Following completion of care, the patient reported absence of vomiting episodes for a 12-week observation period. When prodromal symptoms occurred, their intensity was reduced and recovery time following episodes shortened from several days to less than 24 hours.
Objective findings demonstrated improvement in autonomic balance, with reduced inter-arm blood pressure asymmetry and improved heart rate variability markers consistent with enhanced parasympathetic tone. The patient also reported improvements in sleep quality, emotional resilience, and overall quality of life.
This case illustrates the potential role of neuro-autonomic dysregulation in refractory cyclic vomiting syndrome, particularly in patients with a history of traumatic brain injury. Functional neurological findings may persist long after structural healing and contribute to visceral symptom expression through altered brain–gut communication.
Assessment and rehabilitation strategies that address cortical, brainstem, and autonomic integration may offer clinically meaningful insight in complex functional syndromes where standard diagnostic pathways fail to explain symptom persistence.
This publication describes a single observational case and does not establish causality or generalizable treatment efficacy.

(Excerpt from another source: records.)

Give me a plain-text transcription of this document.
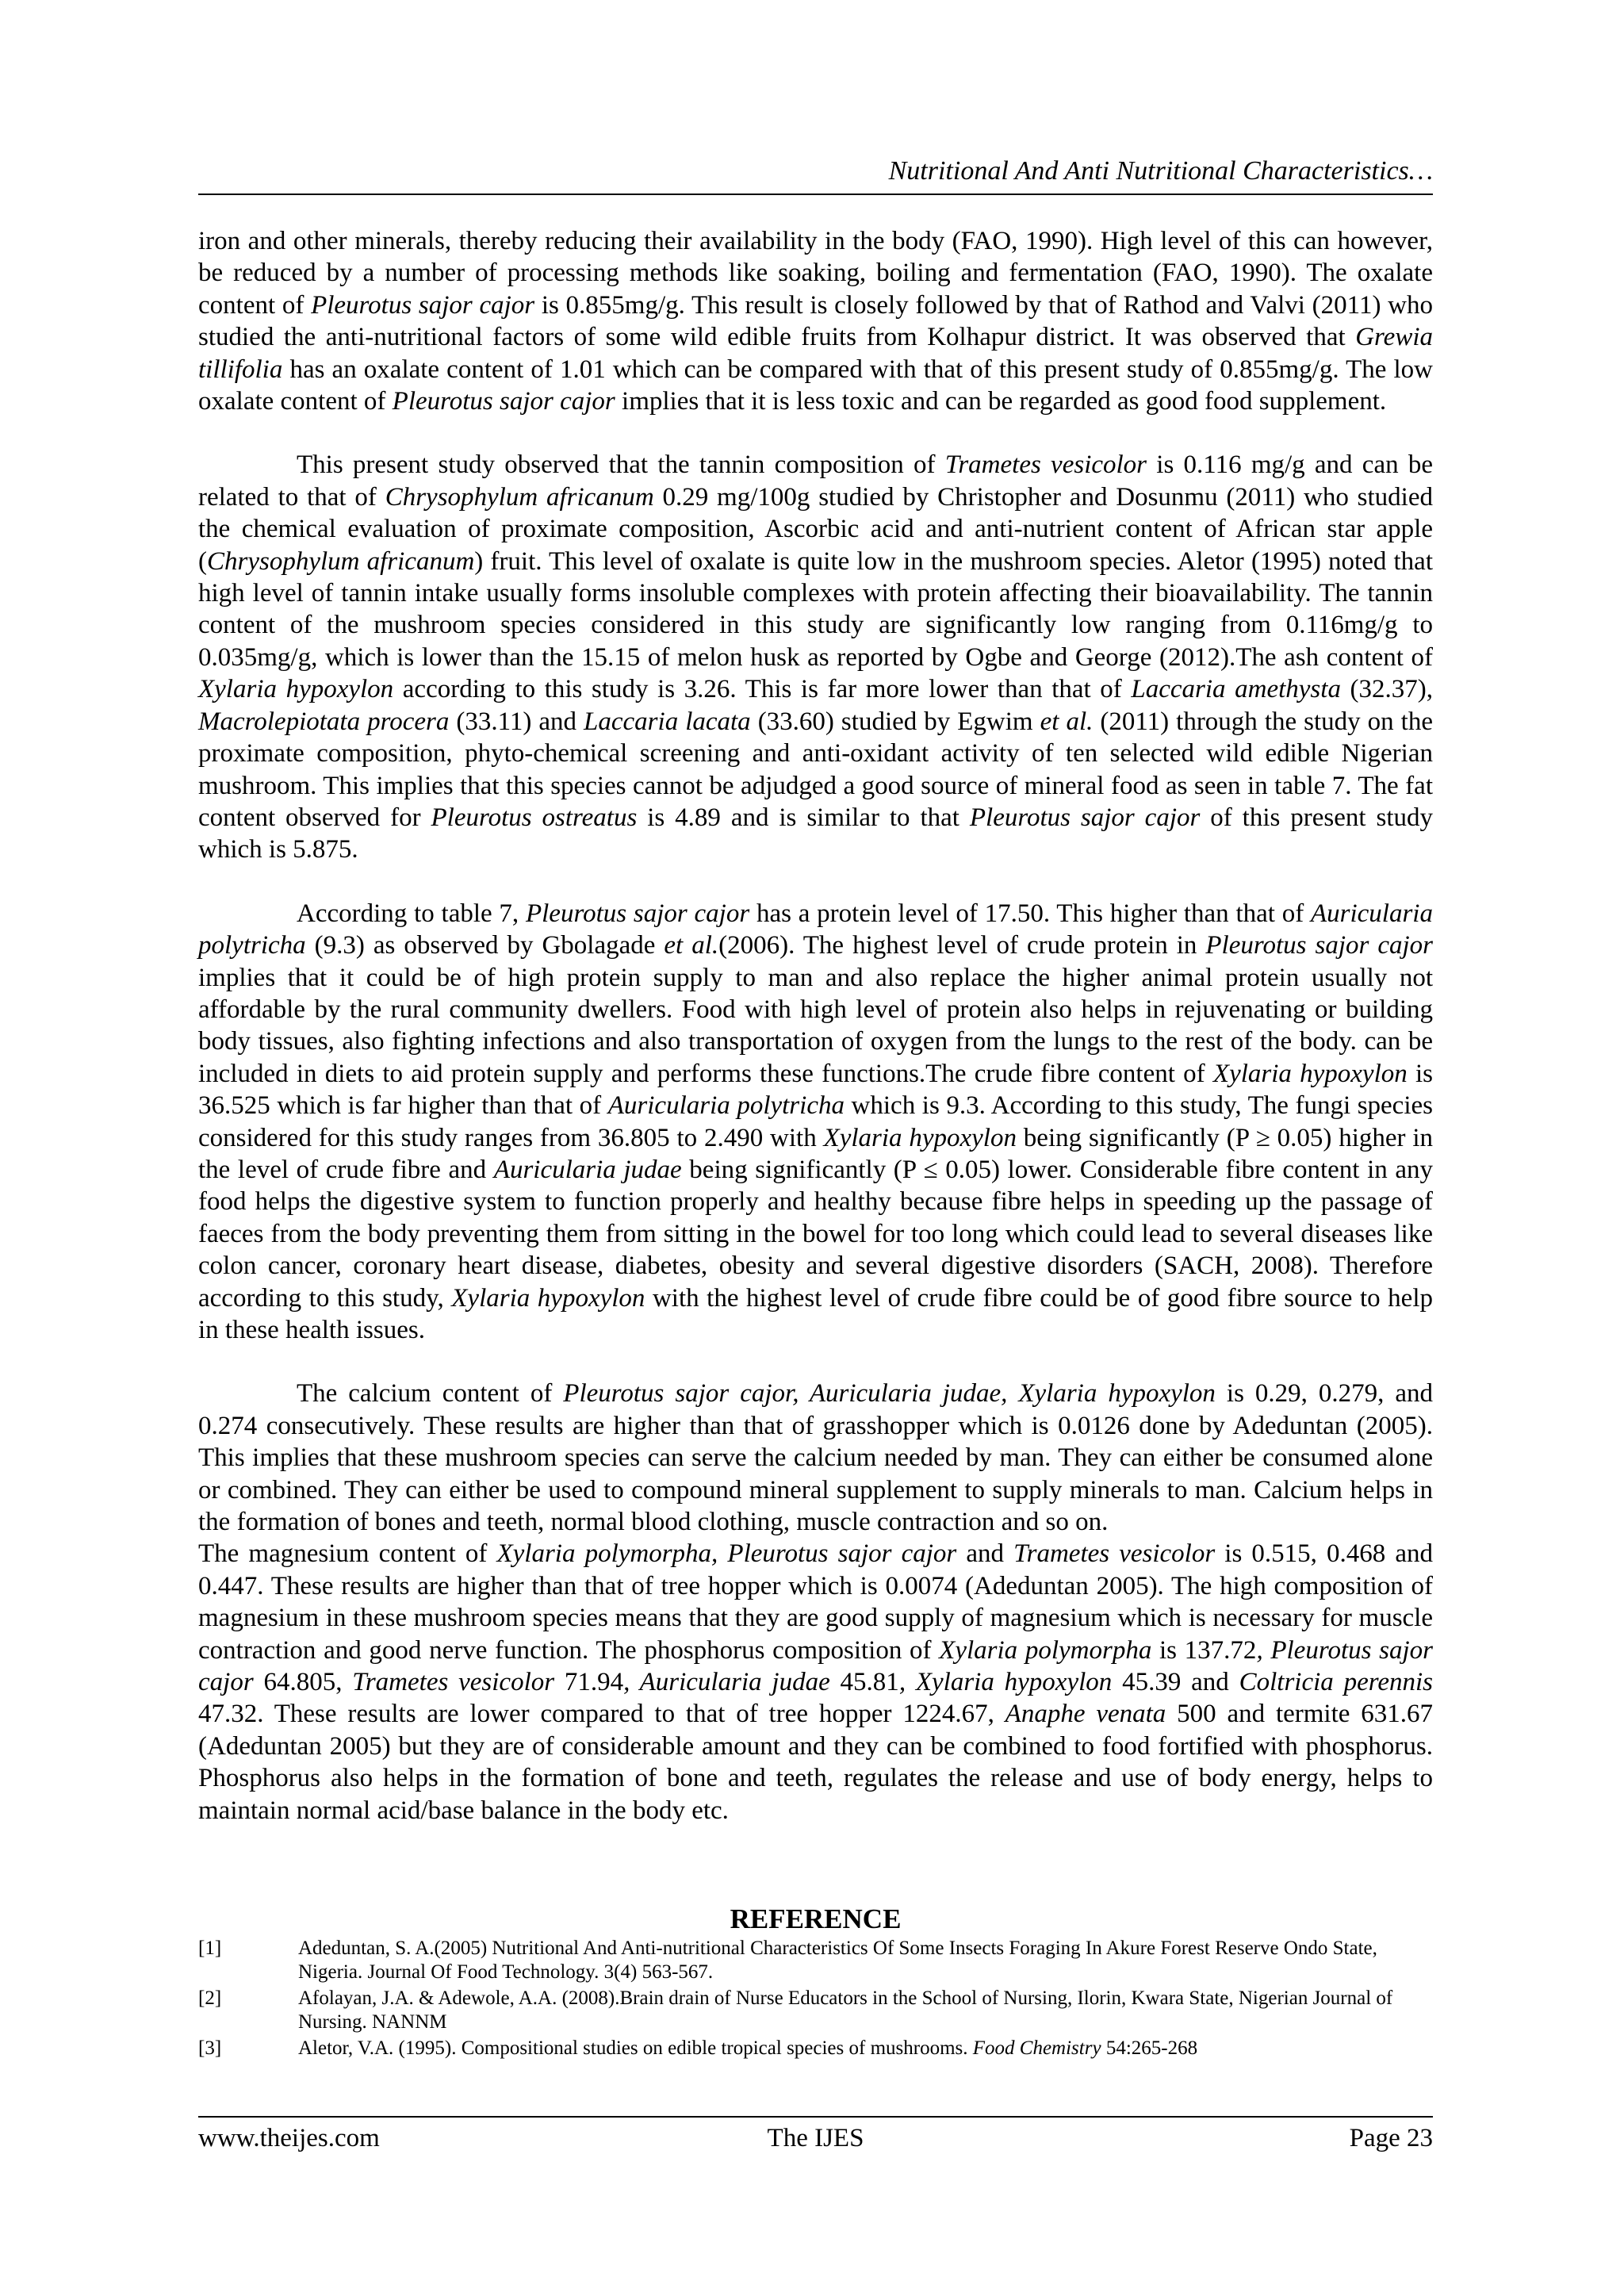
Nutritional And Anti Nutritional Characteristics…

iron and other minerals, thereby reducing their availability in the body (FAO, 1990). High level of this can however, be reduced by a number of processing methods like soaking, boiling and fermentation (FAO, 1990). The oxalate content of Pleurotus sajor cajor is 0.855mg/g. This result is closely followed by that of Rathod and Valvi (2011) who studied the anti-nutritional factors of some wild edible fruits from Kolhapur district. It was observed that Grewia tillifolia has an oxalate content of 1.01 which can be compared with that of this present study of 0.855mg/g. The low oxalate content of Pleurotus sajor cajor implies that it is less toxic and can be regarded as good food supplement.

This present study observed that the tannin composition of Trametes vesicolor is 0.116 mg/g and can be related to that of Chrysophylum africanum 0.29 mg/100g studied by Christopher and Dosunmu (2011) who studied the chemical evaluation of proximate composition, Ascorbic acid and anti-nutrient content of African star apple (Chrysophylum africanum) fruit. This level of oxalate is quite low in the mushroom species. Aletor (1995) noted that high level of tannin intake usually forms insoluble complexes with protein affecting their bioavailability. The tannin content of the mushroom species considered in this study are significantly low ranging from 0.116mg/g to 0.035mg/g, which is lower than the 15.15 of melon husk as reported by Ogbe and George (2012).The ash content of Xylaria hypoxylon according to this study is 3.26. This is far more lower than that of Laccaria amethysta (32.37), Macrolepiotata procera (33.11) and Laccaria lacata (33.60) studied by Egwim et al. (2011) through the study on the proximate composition, phyto-chemical screening and anti-oxidant activity of ten selected wild edible Nigerian mushroom. This implies that this species cannot be adjudged a good source of mineral food as seen in table 7. The fat content observed for Pleurotus ostreatus is 4.89 and is similar to that Pleurotus sajor cajor of this present study which is 5.875.

According to table 7, Pleurotus sajor cajor has a protein level of 17.50. This higher than that of Auricularia polytricha (9.3) as observed by Gbolagade et al.(2006). The highest level of crude protein in Pleurotus sajor cajor implies that it could be of high protein supply to man and also replace the higher animal protein usually not affordable by the rural community dwellers. Food with high level of protein also helps in rejuvenating or building body tissues, also fighting infections and also transportation of oxygen from the lungs to the rest of the body. can be included in diets to aid protein supply and performs these functions.The crude fibre content of Xylaria hypoxylon is 36.525 which is far higher than that of Auricularia polytricha which is 9.3. According to this study, The fungi species considered for this study ranges from 36.805 to 2.490 with Xylaria hypoxylon being significantly (P ≥ 0.05) higher in the level of crude fibre and Auricularia judae being significantly (P ≤ 0.05) lower. Considerable fibre content in any food helps the digestive system to function properly and healthy because fibre helps in speeding up the passage of faeces from the body preventing them from sitting in the bowel for too long which could lead to several diseases like colon cancer, coronary heart disease, diabetes, obesity and several digestive disorders (SACH, 2008). Therefore according to this study, Xylaria hypoxylon with the highest level of crude fibre could be of good fibre source to help in these health issues.

The calcium content of Pleurotus sajor cajor, Auricularia judae, Xylaria hypoxylon is 0.29, 0.279, and 0.274 consecutively. These results are higher than that of grasshopper which is 0.0126 done by Adeduntan (2005). This implies that these mushroom species can serve the calcium needed by man. They can either be consumed alone or combined. They can either be used to compound mineral supplement to supply minerals to man. Calcium helps in the formation of bones and teeth, normal blood clothing, muscle contraction and so on.

The magnesium content of Xylaria polymorpha, Pleurotus sajor cajor and Trametes vesicolor is 0.515, 0.468 and 0.447. These results are higher than that of tree hopper which is 0.0074 (Adeduntan 2005). The high composition of magnesium in these mushroom species means that they are good supply of magnesium which is necessary for muscle contraction and good nerve function. The phosphorus composition of Xylaria polymorpha is 137.72, Pleurotus sajor cajor 64.805, Trametes vesicolor 71.94, Auricularia judae 45.81, Xylaria hypoxylon 45.39 and Coltricia perennis 47.32. These results are lower compared to that of tree hopper 1224.67, Anaphe venata 500 and termite 631.67 (Adeduntan 2005) but they are of considerable amount and they can be combined to food fortified with phosphorus. Phosphorus also helps in the formation of bone and teeth, regulates the release and use of body energy, helps to maintain normal acid/base balance in the body etc.

REFERENCE
[1]	Adeduntan, S. A.(2005) Nutritional And Anti-nutritional Characteristics Of Some Insects Foraging In Akure Forest Reserve Ondo State, Nigeria. Journal Of Food Technology. 3(4) 563-567.
[2]	Afolayan, J.A. & Adewole, A.A. (2008).Brain drain of Nurse Educators in the School of Nursing, Ilorin, Kwara State, Nigerian Journal of Nursing. NANNM
[3]	Aletor, V.A. (1995). Compositional studies on edible tropical species of mushrooms. Food Chemistry 54:265-268
www.theijes.com	The IJES	Page 23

Outcomes reflect an individual response to care and should not be interpreted as predictive for all patients with cyclic vomiting syndrome or related conditions.
This case aligns with the clinical philosophy of Pittsford Performance Care, which emphasizes individualized neurological assessment, integration of autonomic and cortical function, and outcome-guided clinical reasoning. It reinforces the value of functional evaluation in complex visceral syndromes resistant to conventional care pathways.
The patient reported that the structured, neurologically informed approach provided clarity after years of uncertainty and ineffective treatment. She emphasized improved predictability of symptoms, faster recovery following episodes, and a meaningful improvement in daily functioning and quality of life.
This case review is provided for educational purposes only. It does not constitute medical advice, clinical guidelines, or treatment recommendations. Content reflects a de-identified retrospective observation from clinical practice and is not intended to establish generalizable clinical evidence.
No external funding was received for the development of this material.